McPherson’s shareholders pave the way for Opus Group merger

At yesterday’s extraordinary general meeting, more than 99% of shareholders voted to separate the book printing business from its parent company, leaving McPherson’s Limited solely focused on the larger consumer products side of the company.

The result of the vote means McPherson’s Printing will remain separate from McPherson’s Limited even if shareholders reject the McPherson’s-Opus merger, which will be put to ballot on 3 March.

McPherson’s Printing chief executive Alan Fahy said he expected the Opus deal to be approved by shareholders and the regulators.

Fahy added that the print business would benefit from being a separate entity that could focus on its core business.

At yesterday’s meeting, McPherson’s Limited directors and the independent expert argued that the parent company’s share price had suffered by owning an unrelated printing operation.

ProPrint broke the news of the reverse takeover by Opus Group in November.

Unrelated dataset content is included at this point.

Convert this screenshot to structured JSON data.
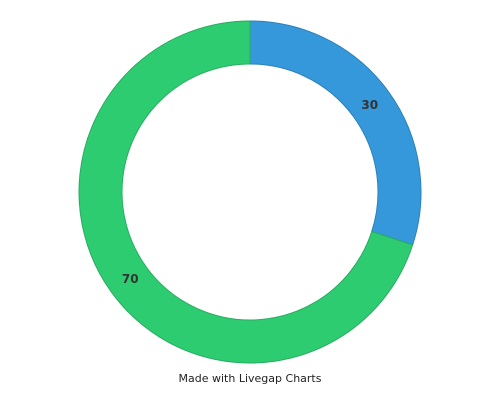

Opus Group chief executive Cliff Brigstocke said a strong case had been put forward and said he couldn’t think of any reason why the merger would be rejected.

Although McPherson’s Printing would officially be acquiring the Opus Group, Opus shareholders would hold a majority stake, and Brigstocke added that the new company would carry the Opus name.

Both CEOs said it would be premature to comment on whether the merged company would make any job cuts or management changes.